September 23, 2014
VIA EDGAR
Mr. J. Nolan McWilliams
Attorney-Advisor
United States Securities and Exchange Commission
Division of Corporation Finance
100 F Street, N.E.
Washington, D.C. 20549-3628
Re:
Good Times Restaurants Inc.
Registration Statement on Form S-1
Filed September 5, 2014File No. 333-198581
Dear Mr. McWilliams:
This letter is on behalf of Good Times Restaurants Inc. (the Company, we, our, or us) in response to your comments of September 18, 2014 regarding the Companys Registration Statement on Form S-1 that was filed on EDGAR on September 5, 2014 (such Registration Statement, as amended, the Registration Statement).
For convenience of reference, we have set forth your comments in bold below, with the Companys response following each comment.
Risk Factors, page 6
Risks Relating to Prior Securities Issuances, page 6
Issuances of our securities are subject to federal and state securities laws, page 6
1.
Please revise this risk factor and related caption to clarify, if true, that rescission rights described here relate to the sales of shares using a prospectus that did not meet the requirements of Section 10(a)(3) of the Securities Act of 1933.
The Company has revised the risk factor and related caption on page 6 to state that the rescission rights described therein relate to sales of shares using a prospectus that did not meet the requirements of Section 10(a)(3) of the Securities Act of 1933.
2.
Please tell us whether you incurred a contingent liability associated with the rescission rights with respect to sales of the underlying common shares issued upon the exercise
of A Warrants. If so, please disclose the amount and provide us your analysis in deriving it. If not, please tell us your basis why it is not necessary.
After reviewing FASB Accounting Standards Codification Topic 450 (ASC 450) in consultation with the Companys independent registered public accounting firm, the Company concluded that while it does have a possible contingent liability associated with the rescission rights with respect to sales of the underlying common shares issued upon the exercise of A Warrants, it is not required to record or report a contingent liability as the Company determined the likelihood of a material loss in connection with such potential rescission claims is remote.
In conducting the above-referenced analysis, the Company first calculated the maximum potential liability associated with the rescission rights. Between May 16, 2014 and August 20, 2014, an aggregate of 484,600 shares of the Companys common stock were issued upon exercise of the A Warrants at an exercise price of $2.75. Therefore, the maximum potential liability in connection with such rescission claims would be $1,332,650 plus interest.
The Company next considered the likelihood of being required to pay any or all of such amount in respect of rescission claims.
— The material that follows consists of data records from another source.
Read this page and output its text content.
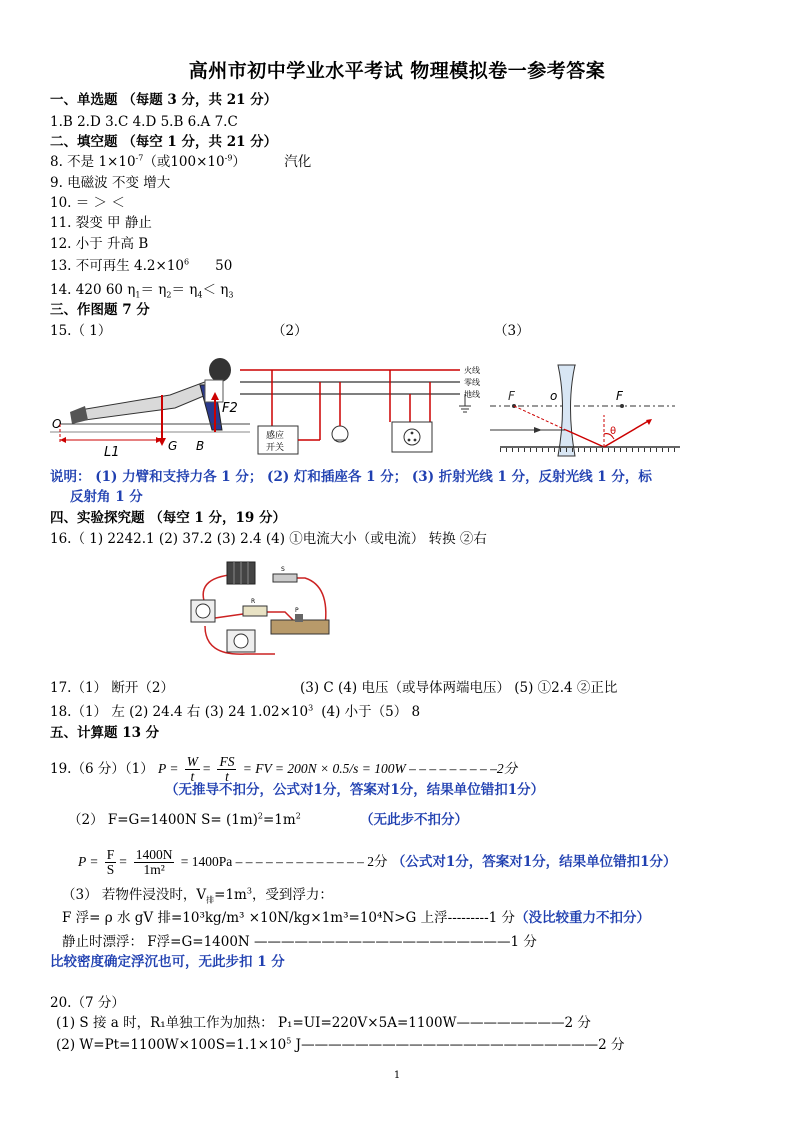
高州市初中学业水平考试 物理模拟卷一参考答案
一、单选题 （每题 3 分，共 21 分）
1.B 2.D 3.C 4.D 5.B 6.A 7.C
二、填空题 （每空 1 分，共 21 分）
8. 不是 $1\times 10^{-7}$（或$100\times 10^{-9}$）	汽化
9. 电磁波 不变 增大
10. ＝ ＞ ＜
11. 裂变 甲 静止
12. 小于 升高 B
13. 不可再生 $4.2\times 10^6$ 50
14. 420 60 $\eta_1= \eta_2= \eta_4< \eta_3$
三、作图题 7 分
15.（ 1）	（2）	（3）
O
G
F2
L1	B
火线
零线
地线
感应
开关
F	o	F
θ
说明： (1) 力臂和支持力各 1 分； (2) 灯和插座各 1 分； (3) 折射光线 1 分，反射光线 1 分，标
反射角 1 分
四、实验探究题 （每空 1 分，19 分）
16.（ 1) 2242.1 (2) 37.2 (3) 2.4 (4) ①电流大小（或电流） 转换 ②右
S
R
P
17.（1） 断开（2）	(3) C (4) 电压（或导体两端电压） (5) ①2.4 ②正比
18.（1） 左 (2) 24.4 右 (3) 24 $1.02\times 10^3$ (4) 小于（5） 8
五、计算题 13 分
19.（6 分）（1） $P = \frac{W}{t} = \frac{FS}{t}$ = FV = 200N × 0.5/s = 100W – – – – – – – – –2分
（无推导不扣分，公式对1分，答案对1分，结果单位错扣1分）
（2） F=G=1400N $S= (1m)^2=1m^2$	（无此步不扣分）
$P = \frac{F}{S} = \frac{1400N}{\text{1m²}} = 1400Pa$ – – – – – – – – – – – – – 2分 （公式对1分，答案对1分，结果单位错扣1分）
（3） 若物件浸没时，$V_排=1m^3$，受到浮力：
F 浮= ρ 水 gV 排=10³kg/m³ ×10N/kg×1m³=10⁴N>G 上浮---------1 分（没比较重力不扣分）
静止时漂浮： F浮=G=1400N ———————————————————1 分
比较密度确定浮沉也可，无此步扣 1 分
20.（7 分）
(1) S 接 a 时，R₁单独工作为加热： P₁=UI=220V×5A=1100W————————2 分
(2) $W=Pt=1100W\times 100S=1.1\times 10^5$ J——————————————————————2 分
1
In light of several factors, the Company concluded that it is highly unlikely that the Company would receive rescission claims amounting to any meaningful portion of the total potential liability. First, since the Company made public these rescission rights on August 22, 2014, no shareholder has approached the Company to request rescission, suggesting that it will continue to be unlikely that other shareholders would opt to exercise this right. Next, the Company expects that a warrant holder would not exercise its A Warrants (and pay cash to the Company) unless the warrant holder contemplated a prompt sale of the underlying stock. As the share price for the Companys common shares traded in excess of the exercise price of the A Warrants at all times between May 21, 2014 (the date of the first exercise of A Warrants after the prospectus no longer met the requirements of Section 10(a)(3) of the Securities Act of 1933) and August 20, 2014, the Company believes that the warrant holders who exercised their A Warrants in that period of time experienced a profit from the exercise and subsequent sale of the underlying common stock. A warrant holder who exercised his warrants and sold the underlying shares for a profit would not have damages.
In light of the foregoing factors and analysis, the Company concluded that the likelihood of experiencing a material loss in connection with the rescission claims with respect to sales of the underlying common shares issued upon exercise of A Warrants is remote, and therefore, under ASC 450, it is not required to disclose or accrue such event as a contingent liability.
If you have any additional questions or comments, please feel free to contact me directly at 303-384-1411 (email: bhoback@gtrestaurants.com), or our outside counsel, Joshua Schneiderman of Snell & Wilmer L.L.P. at 213-929-2545 (email: jschneiderman@swlaw.com) with any questions.
Very truly yours,
/s/ Boyd Hoback
Boyd Hoback
President and Chief Executive Officer
cc:
Roger Cohen, Snell & Wilmer L.L.P.
Joshua Schneiderman, Snell & Wilmer L.L.P.